The reduction of labour in the construction workforce is always being cheerled by someone, if not by Gropius anymore.



As is the reduction of labour in the design workforce. I wonder who’s going to be left to design airports, corporate headquarters, art galleries, high-rise luxury apartment buildings, large-scale infrastructure, coastline revitalization projects and new city masterplanning?

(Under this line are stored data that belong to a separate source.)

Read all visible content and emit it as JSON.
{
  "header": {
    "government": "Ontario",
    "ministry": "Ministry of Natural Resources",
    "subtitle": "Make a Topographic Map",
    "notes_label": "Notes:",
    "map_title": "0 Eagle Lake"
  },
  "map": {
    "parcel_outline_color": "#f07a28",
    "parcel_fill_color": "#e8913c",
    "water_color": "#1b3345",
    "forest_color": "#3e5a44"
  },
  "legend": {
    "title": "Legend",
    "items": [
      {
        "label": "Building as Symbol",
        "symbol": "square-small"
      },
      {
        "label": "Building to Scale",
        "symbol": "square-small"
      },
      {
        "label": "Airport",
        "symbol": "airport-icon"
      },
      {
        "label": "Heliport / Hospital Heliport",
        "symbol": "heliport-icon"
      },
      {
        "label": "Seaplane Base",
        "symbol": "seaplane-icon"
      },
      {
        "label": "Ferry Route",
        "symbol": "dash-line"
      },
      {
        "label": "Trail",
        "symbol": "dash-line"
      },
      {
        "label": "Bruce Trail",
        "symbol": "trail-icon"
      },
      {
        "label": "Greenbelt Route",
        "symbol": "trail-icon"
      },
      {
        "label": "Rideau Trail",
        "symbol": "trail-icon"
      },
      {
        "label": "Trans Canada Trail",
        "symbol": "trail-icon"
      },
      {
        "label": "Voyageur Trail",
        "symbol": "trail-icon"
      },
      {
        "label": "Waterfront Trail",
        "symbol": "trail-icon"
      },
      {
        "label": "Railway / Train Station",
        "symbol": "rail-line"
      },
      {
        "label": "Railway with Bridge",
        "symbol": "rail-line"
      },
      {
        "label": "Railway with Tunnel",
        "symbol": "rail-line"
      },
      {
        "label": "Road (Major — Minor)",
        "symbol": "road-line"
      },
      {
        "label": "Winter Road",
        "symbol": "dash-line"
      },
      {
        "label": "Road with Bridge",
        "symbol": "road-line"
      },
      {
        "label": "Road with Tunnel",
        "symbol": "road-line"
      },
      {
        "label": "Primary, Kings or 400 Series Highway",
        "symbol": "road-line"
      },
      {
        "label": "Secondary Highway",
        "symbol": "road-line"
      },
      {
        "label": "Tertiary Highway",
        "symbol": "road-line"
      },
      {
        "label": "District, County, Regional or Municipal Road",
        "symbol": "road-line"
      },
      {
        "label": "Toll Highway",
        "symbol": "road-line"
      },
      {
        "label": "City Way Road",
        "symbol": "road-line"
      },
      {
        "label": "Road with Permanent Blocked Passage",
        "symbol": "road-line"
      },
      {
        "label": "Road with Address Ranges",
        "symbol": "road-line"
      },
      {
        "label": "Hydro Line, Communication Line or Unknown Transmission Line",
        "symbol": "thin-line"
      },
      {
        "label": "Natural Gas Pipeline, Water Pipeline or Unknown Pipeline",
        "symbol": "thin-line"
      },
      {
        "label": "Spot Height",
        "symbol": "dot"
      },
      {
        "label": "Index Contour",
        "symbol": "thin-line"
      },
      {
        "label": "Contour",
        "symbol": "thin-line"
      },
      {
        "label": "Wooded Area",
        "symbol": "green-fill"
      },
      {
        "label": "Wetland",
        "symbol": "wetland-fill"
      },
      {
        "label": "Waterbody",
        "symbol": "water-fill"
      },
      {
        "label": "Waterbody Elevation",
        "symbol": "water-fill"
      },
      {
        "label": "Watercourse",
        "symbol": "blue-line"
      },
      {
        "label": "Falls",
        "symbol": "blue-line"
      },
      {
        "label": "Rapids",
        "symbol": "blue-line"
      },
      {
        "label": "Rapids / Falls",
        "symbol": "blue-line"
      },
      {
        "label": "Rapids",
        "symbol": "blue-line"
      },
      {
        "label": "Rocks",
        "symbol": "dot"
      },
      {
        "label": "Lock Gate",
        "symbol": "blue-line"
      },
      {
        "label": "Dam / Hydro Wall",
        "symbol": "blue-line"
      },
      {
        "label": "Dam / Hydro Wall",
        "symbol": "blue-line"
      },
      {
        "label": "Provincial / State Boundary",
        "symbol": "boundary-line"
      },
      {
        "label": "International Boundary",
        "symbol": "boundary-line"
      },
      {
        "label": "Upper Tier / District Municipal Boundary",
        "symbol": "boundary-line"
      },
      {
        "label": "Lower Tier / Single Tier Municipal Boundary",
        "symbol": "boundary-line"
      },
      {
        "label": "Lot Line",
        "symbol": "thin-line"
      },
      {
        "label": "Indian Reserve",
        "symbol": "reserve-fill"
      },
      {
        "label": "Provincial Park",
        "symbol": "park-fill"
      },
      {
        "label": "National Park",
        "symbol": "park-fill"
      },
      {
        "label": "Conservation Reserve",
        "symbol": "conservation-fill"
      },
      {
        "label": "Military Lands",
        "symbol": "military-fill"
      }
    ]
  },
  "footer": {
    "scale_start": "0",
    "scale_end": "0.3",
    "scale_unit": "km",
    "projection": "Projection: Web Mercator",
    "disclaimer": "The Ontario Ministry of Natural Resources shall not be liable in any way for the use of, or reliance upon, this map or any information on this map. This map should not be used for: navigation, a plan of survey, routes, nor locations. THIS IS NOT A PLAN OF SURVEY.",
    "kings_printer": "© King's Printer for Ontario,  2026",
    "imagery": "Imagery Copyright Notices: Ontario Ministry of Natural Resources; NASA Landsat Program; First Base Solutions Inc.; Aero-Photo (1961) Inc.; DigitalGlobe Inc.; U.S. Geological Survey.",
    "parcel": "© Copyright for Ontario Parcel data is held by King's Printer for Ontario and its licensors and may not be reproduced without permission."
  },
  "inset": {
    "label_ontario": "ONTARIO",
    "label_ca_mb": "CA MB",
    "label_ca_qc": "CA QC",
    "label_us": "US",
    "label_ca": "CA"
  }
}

We’ll find out soon enough, by observing architecture’s new business development hotspot, Saudi Arabia.



Alia
says:Thank you for letting us participate in The 2nd Misfits’ Trienniale! It’s actually quite schocking to find out once again that Archdaily is just what it is. Last couple of years I’ve been dabbing in interiors and I find it easier to bear no-substance websites that serve only as references for presentations. I prefer Divisare though, it doesn’t aspire to be something more than archive. Do you have any on-line architecture theory and critique resources that you can recommend? I used to enjoy Lebbeus Woods blog, but nowadays it’s only A Weekly Dose od Architecture and maybe Hidden Architecture Journal for me? Sometimes I find Domus miniarticles entertaining and that’s about it online. Please help!
Graham McKay
says:Hello Alia and thank you for your excellent question that basically is “how does one create an identity for oneself as an architect without being exposed to diverse influences?” and then, if successful, “how does anyone get to know about it?” From what I saw over the past three years of AD, the people who did what they did locally and with feeling were far superior to the big practices doing what they do wherever they can. I like this new localism. Globalism didn’t turn out to be much. Bigger didn’t turn out to be better. I’m really turned off by the big practices. They’re all competing for the same clients/money so it’s no surprise there’s only superficial differences. Historically, there’s an element of “nothing new about that” about it, so I’m heartened to see these small practices who, hopefully, will just be happy doing what they do and not think that becoming a famous “global practice” is some indicator of quality. …. I’m sorry this is all very abstract. Better advice might be to keep looking at whatever you come across and, whenever you see something you like, email the architects and tell them directly. I think this way can make everyone’s world larger and in a far better, organic way. It’s my wish.
Alia
says:I think it’s okay to mature in one of those “global practices” and become an informed lone practicioner afterwards. One has firmer footing when persuading the client that local and vernacular is indeed the way to go. I see many small practices forgo their goals as the time passes, just to stay afloat. I hope what you call “new localism” will flourish slowly in the background of the global architectural scene. There’s just so much hidden beauty, basically every place that is NOT tagged on Archdaily. When one can travel unrestricted it’s basically the only Archdaily an architect needs. Meeting different cultures, cirmustances and architectural solutions. Digesting them very slowly and just staying true to one’s own roots and local traditions.